Al contrario que en otras historias similares – por ejemplo Un Extraño en mi Vida (1960) de Richard Quine, que parte de una premisa idéntica -, en este caso Sirk nos muestra un adulterio que no llega a consumarse del todo. De hecho, el protagonista es un hombre demasiado bueno y casi inocente como para ser capaz de cometer un adulterio a la primera de cambio. En ese sentido el guión prácticamente se pone de su parte justificando esa tentación, ya que lo que vemos no es a un hombre sucumbiendo a la tentación, sino a un padre de familia bueno y cariñoso que al sentirse desatendido busca ese amor que no recibe en otra parte.
La tensa escena en que los dos hijos de Clifford van a hablar secretamente a Norma para reprocharle su conducta es un ejemplo de esta idea. Lo más lógico sería que los dos hijos, inocentes y encantadores, le echaran en cara a la pérfida adúltera que estuviera destrozando su familia. Pero en un sorprendente giro aquí se cambian las tornas y acaba siendo Norma la que critica a los dos adolescentes por utilizar a su padre sin ofrecerle nada a cambio. Si un hombre como Clifford se ha dejado tentar es para buscar lo que encuentra a faltar en su hogar. Aquí es donde el film de Sirk demuestra ser más interesante y casi innovador: en vez de condenar el adulterio en sí mismo pone de manifiesto lo que ha llevado a un hombre bueno e irreprochable a cometerlo, tampoco justificándole pero sí haciendo que nos sintamos identificados con él sin la peligrosa moralina de Hollywood, que condena todo lo que vaya contra los principios tradicionales americanos.

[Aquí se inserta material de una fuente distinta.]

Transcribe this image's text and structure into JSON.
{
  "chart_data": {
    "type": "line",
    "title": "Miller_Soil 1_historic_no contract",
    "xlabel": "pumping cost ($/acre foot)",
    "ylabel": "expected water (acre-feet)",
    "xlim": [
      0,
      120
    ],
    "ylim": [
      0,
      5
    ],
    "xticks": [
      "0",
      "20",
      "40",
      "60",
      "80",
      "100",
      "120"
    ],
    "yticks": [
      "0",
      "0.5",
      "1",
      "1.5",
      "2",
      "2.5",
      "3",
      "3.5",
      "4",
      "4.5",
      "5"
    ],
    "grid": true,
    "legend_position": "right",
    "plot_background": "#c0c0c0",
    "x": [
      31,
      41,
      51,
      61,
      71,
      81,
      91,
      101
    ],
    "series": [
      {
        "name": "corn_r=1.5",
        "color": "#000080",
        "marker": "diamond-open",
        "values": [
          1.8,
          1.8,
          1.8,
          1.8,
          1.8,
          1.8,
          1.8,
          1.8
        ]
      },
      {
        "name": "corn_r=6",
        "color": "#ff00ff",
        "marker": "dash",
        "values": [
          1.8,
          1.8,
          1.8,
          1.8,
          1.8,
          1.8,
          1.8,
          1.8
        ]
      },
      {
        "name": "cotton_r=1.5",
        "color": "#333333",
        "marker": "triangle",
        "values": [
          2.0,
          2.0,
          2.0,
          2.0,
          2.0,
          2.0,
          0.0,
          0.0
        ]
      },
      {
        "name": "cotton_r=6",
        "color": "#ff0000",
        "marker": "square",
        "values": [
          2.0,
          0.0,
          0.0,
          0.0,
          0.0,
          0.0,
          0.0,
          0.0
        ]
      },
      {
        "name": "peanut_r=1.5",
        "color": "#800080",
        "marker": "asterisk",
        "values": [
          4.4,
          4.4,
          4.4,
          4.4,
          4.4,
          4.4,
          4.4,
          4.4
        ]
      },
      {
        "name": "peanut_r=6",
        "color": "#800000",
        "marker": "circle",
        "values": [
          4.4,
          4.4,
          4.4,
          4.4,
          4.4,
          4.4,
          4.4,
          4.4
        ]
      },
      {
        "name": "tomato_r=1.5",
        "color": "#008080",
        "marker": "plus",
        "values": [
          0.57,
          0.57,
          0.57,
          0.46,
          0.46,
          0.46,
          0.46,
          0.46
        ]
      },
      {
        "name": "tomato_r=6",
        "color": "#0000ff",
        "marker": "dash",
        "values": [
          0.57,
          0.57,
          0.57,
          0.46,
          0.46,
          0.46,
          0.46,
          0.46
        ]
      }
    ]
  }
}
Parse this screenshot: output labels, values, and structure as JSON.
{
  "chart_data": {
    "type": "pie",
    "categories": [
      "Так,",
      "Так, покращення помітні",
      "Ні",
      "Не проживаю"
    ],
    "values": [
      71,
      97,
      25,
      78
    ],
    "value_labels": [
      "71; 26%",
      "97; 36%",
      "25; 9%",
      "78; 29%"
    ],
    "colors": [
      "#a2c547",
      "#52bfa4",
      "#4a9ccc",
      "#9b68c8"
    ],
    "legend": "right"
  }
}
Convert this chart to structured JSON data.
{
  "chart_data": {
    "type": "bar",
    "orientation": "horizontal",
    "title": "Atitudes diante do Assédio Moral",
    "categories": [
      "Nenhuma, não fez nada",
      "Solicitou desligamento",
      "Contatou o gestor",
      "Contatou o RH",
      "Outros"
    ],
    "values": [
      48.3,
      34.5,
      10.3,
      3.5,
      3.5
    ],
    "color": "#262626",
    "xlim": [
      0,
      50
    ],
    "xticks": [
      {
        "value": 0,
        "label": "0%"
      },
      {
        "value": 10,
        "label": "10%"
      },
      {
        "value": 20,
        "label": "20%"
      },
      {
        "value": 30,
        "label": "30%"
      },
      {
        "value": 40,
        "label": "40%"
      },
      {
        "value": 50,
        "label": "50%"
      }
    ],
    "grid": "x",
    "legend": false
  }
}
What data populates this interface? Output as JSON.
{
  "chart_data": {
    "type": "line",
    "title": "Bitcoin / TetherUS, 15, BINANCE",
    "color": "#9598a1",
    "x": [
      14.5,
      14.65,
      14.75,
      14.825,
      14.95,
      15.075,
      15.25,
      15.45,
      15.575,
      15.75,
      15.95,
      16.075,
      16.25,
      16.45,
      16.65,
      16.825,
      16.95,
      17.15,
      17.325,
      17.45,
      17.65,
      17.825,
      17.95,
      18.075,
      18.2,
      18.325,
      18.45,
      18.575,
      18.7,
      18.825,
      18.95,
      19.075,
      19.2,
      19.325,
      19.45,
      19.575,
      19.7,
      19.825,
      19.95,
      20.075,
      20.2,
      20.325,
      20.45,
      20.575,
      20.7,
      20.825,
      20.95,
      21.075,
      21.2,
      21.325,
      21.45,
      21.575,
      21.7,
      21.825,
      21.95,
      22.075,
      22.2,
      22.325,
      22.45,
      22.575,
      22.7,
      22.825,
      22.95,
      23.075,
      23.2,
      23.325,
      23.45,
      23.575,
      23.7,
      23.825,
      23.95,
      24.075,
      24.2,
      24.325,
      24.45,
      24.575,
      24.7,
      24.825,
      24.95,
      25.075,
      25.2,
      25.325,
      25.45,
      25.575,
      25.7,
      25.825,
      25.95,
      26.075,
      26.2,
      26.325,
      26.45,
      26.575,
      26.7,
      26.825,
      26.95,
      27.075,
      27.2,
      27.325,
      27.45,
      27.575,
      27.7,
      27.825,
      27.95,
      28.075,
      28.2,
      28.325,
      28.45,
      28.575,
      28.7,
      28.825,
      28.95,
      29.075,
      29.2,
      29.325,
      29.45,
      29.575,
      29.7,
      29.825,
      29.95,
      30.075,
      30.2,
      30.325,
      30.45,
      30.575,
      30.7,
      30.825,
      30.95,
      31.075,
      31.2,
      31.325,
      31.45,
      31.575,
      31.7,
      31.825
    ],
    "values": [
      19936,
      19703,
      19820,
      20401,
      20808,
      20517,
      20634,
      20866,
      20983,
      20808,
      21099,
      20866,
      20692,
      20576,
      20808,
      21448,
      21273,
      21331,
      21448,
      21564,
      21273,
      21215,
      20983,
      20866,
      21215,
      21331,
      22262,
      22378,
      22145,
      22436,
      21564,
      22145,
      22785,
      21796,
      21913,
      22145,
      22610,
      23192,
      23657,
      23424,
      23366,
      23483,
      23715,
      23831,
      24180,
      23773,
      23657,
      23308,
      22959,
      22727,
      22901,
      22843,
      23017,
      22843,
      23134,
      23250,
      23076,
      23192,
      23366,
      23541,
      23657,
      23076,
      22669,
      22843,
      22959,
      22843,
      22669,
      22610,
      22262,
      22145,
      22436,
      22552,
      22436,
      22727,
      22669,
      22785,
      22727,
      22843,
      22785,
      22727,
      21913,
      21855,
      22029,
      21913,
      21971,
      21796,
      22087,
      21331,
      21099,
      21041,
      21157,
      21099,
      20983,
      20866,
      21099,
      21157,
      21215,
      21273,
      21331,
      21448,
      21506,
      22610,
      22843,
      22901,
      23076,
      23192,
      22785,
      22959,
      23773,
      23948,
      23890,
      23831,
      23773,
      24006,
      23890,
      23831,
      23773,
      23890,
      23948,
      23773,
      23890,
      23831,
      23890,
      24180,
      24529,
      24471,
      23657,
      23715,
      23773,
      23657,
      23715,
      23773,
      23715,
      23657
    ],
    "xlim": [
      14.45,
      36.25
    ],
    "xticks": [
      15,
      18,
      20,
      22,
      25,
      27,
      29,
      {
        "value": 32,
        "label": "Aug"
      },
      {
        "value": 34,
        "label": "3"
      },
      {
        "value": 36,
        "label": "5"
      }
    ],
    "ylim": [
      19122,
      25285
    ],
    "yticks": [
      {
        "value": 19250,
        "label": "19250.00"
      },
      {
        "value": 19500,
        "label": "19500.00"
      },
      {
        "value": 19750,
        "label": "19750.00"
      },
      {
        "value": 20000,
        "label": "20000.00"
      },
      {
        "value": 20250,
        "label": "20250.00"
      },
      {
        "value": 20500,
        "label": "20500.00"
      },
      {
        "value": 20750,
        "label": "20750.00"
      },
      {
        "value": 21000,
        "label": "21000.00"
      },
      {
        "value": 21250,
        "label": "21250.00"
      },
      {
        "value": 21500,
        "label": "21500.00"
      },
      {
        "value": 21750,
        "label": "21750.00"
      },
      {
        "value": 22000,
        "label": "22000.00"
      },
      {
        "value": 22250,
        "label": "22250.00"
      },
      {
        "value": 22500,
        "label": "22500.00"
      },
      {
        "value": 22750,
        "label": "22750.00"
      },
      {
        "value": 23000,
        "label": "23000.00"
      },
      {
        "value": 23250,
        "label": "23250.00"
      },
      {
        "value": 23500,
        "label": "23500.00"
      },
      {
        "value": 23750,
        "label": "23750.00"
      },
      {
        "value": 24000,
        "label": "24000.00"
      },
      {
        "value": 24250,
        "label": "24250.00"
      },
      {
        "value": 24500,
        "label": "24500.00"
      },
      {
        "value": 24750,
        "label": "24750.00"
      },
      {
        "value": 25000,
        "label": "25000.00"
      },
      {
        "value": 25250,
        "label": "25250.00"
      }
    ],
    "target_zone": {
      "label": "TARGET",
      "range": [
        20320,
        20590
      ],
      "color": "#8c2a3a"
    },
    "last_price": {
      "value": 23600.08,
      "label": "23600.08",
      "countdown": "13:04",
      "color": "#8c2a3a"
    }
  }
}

Aparte de ese planteamiento, el film se desmarca de lo que sería un melodrama convencional por la inteligente dirección de Sirk y un hábil guión que utilizan numerosos elementos para transmitir las ideas clave. Por ejemplo, la forma de utilizar el espacio sobre todo en lo que respecta a la casa, la máxima representación del hogar familiar, un entorno cerrado y sin intimidad donde sólo hay un teléfono, lo que hace casi imposibles las confidencias. En cierto momento Clifford le dice a su esposa que desea salir y verse libre, a lo que ella responde que no siente tal necesidad. Esta conversación muestra la disparidad de caracteres: Clifford anhela huir de ese tipo de vida mientras que su esposa está cómoda en su papel de madre ama de casa. Es por ello que Clifford se siente atraído por Norma cuando ésta le saca de ese espacio; de hecho, gracias a su aparición puede salir al teatro la primera noche de su encuentro. Más adelante, en una escena muy significativa, éste se ve incapaz de entrar en casa después de un encuentro con Norma, su esposa le acompaña creyendo que se encuentra mal pero inmediatamente vuelve a entrar cuando su hija le llama, dejándole solo.
Otra analogía que se menciona de forma explícita es la del juguete robot que Clifford quiere comercializar. Puede que sea una comparación algo ridícula pero la idea es bastante clara: Clifford dice sentirse como ese robot que sólo habla y camina, se siente como un hombre que se dedica a seguir la misma rutina y que al llegar a su hogar no interactúa apenas con su familia, quienes lo ven solo como ese elemento que les proporciona techo y comida. Sirk insiste en esta idea insertando planos del robot junto a Clifford en diferentes momentos de la película, especialmente al final, que pese a la apariencia de final feliz en realidad es bastante amargo: Clifford se ve condenado a permanecer ahí encerrado y contempla apesadumbrado el avión en que viaja Norma, su alternativa a una nueva vida más emocionante. Aunque sus hijos se muestran atentos con él, sospechamos que le espera una vida gris encerrado en esas cuatro paredes cumpliendo su papel de «robot».